Goldman Sachs Intraday Bear Flag
Dec 18, 2007: 11:33 PM CSTAs you may know, one of my most favorite chart patterns to trade recently is the bull/bear flag. Goldman Sachs (GS) presented one of the most beautiful and clear bear flags possible recently.
For a review, a bear flag occurs when there is a large momentum (price) move in one direction and then there is a shallow retracement (rise) against the initial impulse which occurs in a ‘channel’ on lower volume.
The best bear flags retrace back to the 20 period moving average, and it’s best to confirm them with a new momentum low in the bottom pane oscillator (both of which formed in this example).
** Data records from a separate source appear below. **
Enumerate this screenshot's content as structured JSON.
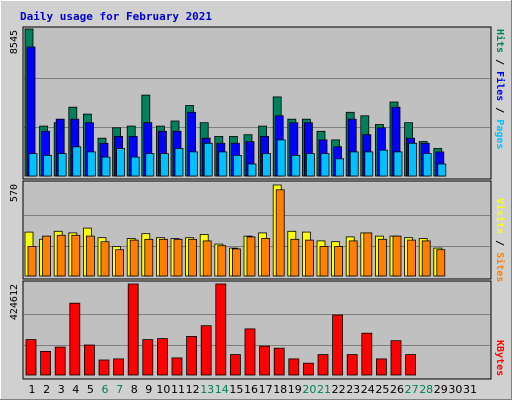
{
  "page": {
    "title": "Daily usage for February 2021"
  },
  "labels": {
    "pages": "Pages",
    "files": "Files",
    "hits": "Hits",
    "sites": "Sites",
    "visits": "Visits",
    "kbytes": "KBytes",
    "sep": " / "
  },
  "colors": {
    "title": "#0000cc",
    "hits": "#00805c",
    "files": "#0000ff",
    "pages": "#00c0ff",
    "visits": "#ffff00",
    "sites": "#ff8000",
    "kbytes": "#ff0000",
    "panel": "#c0c0c0",
    "frame": "#d0d0d0",
    "grid": "#7f7f7f",
    "weekday_label": "#000000",
    "weekend_label": "#00805c"
  },
  "chart_data": [
    {
      "type": "bar",
      "name": "requests",
      "ymax_label": "8545",
      "ylim": [
        0,
        8545
      ],
      "categories": [
        "1",
        "2",
        "3",
        "4",
        "5",
        "6",
        "7",
        "8",
        "9",
        "10",
        "11",
        "12",
        "13",
        "14",
        "15",
        "16",
        "17",
        "18",
        "19",
        "20",
        "21",
        "22",
        "23",
        "24",
        "25",
        "26",
        "27",
        "28",
        "29",
        "30",
        "31"
      ],
      "series": [
        {
          "name": "Hits",
          "values": [
            8545,
            2900,
            3100,
            4000,
            3600,
            2200,
            2800,
            2900,
            4700,
            2900,
            3200,
            4100,
            3100,
            2300,
            2300,
            2400,
            2900,
            4600,
            3300,
            3300,
            2600,
            2100,
            3700,
            3500,
            3000,
            4300,
            3100,
            2000,
            1600,
            0,
            0
          ]
        },
        {
          "name": "Files",
          "values": [
            7500,
            2600,
            3300,
            3300,
            3100,
            1900,
            2300,
            2300,
            3100,
            2600,
            2600,
            3700,
            2200,
            1900,
            1900,
            2000,
            2300,
            3500,
            3100,
            3100,
            2100,
            1700,
            3300,
            2400,
            2800,
            4000,
            2200,
            1900,
            1400,
            0,
            0
          ]
        },
        {
          "name": "Pages",
          "values": [
            1300,
            1200,
            1300,
            1700,
            1400,
            1100,
            1600,
            1100,
            1300,
            1300,
            1600,
            1400,
            1900,
            1400,
            1200,
            700,
            1300,
            2100,
            1200,
            1300,
            1300,
            1000,
            1400,
            1400,
            1500,
            1400,
            1900,
            1300,
            700,
            0,
            0
          ]
        }
      ]
    },
    {
      "type": "bar",
      "name": "visitors",
      "ymax_label": "570",
      "ylim": [
        0,
        570
      ],
      "categories": [
        "1",
        "2",
        "3",
        "4",
        "5",
        "6",
        "7",
        "8",
        "9",
        "10",
        "11",
        "12",
        "13",
        "14",
        "15",
        "16",
        "17",
        "18",
        "19",
        "20",
        "21",
        "22",
        "23",
        "24",
        "25",
        "26",
        "27",
        "28",
        "29",
        "30",
        "31"
      ],
      "series": [
        {
          "name": "Visits",
          "values": [
            275,
            230,
            280,
            270,
            300,
            240,
            185,
            235,
            265,
            240,
            235,
            240,
            260,
            200,
            175,
            250,
            270,
            570,
            280,
            275,
            220,
            215,
            245,
            270,
            250,
            250,
            240,
            235,
            175,
            0,
            0
          ]
        },
        {
          "name": "Sites",
          "values": [
            185,
            250,
            255,
            255,
            250,
            215,
            165,
            225,
            230,
            230,
            230,
            230,
            220,
            190,
            170,
            245,
            235,
            540,
            230,
            225,
            185,
            185,
            220,
            270,
            230,
            250,
            225,
            220,
            165,
            0,
            0
          ]
        }
      ]
    },
    {
      "type": "bar",
      "name": "volume",
      "ymax_label": "424612",
      "ylim": [
        0,
        424612
      ],
      "categories": [
        "1",
        "2",
        "3",
        "4",
        "5",
        "6",
        "7",
        "8",
        "9",
        "10",
        "11",
        "12",
        "13",
        "14",
        "15",
        "16",
        "17",
        "18",
        "19",
        "20",
        "21",
        "22",
        "23",
        "24",
        "25",
        "26",
        "27",
        "28",
        "29",
        "30",
        "31"
      ],
      "series": [
        {
          "name": "KBytes",
          "values": [
            165000,
            110000,
            130000,
            335000,
            140000,
            70000,
            75000,
            424612,
            165000,
            170000,
            80000,
            180000,
            230000,
            424612,
            95000,
            215000,
            135000,
            125000,
            75000,
            55000,
            95000,
            280000,
            95000,
            195000,
            75000,
            160000,
            95000,
            0,
            0,
            0,
            0
          ]
        }
      ]
    }
  ]
}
While you can never predict the initial momentum impulse, you can trade its ‘ripples’ or after-effects, especially if there is a nice flag pattern that occurs after it.
With the principle “momentum precedes price,” we can expect an equal impulse in the same direction with similar or even equal magnitude as the first. The target is thus a “measured move” of the initial impulse.
As you can see above, Goldman Sachs (GS) printed this pattern exactly.
A nice Positive Momentum Divergence (in the oscillator) developed, signaling that you could have played for a win on the longside following the bear flag.
Nevertheless, when you see picture-perfect patterns, it’s best to print them and study them in your own way.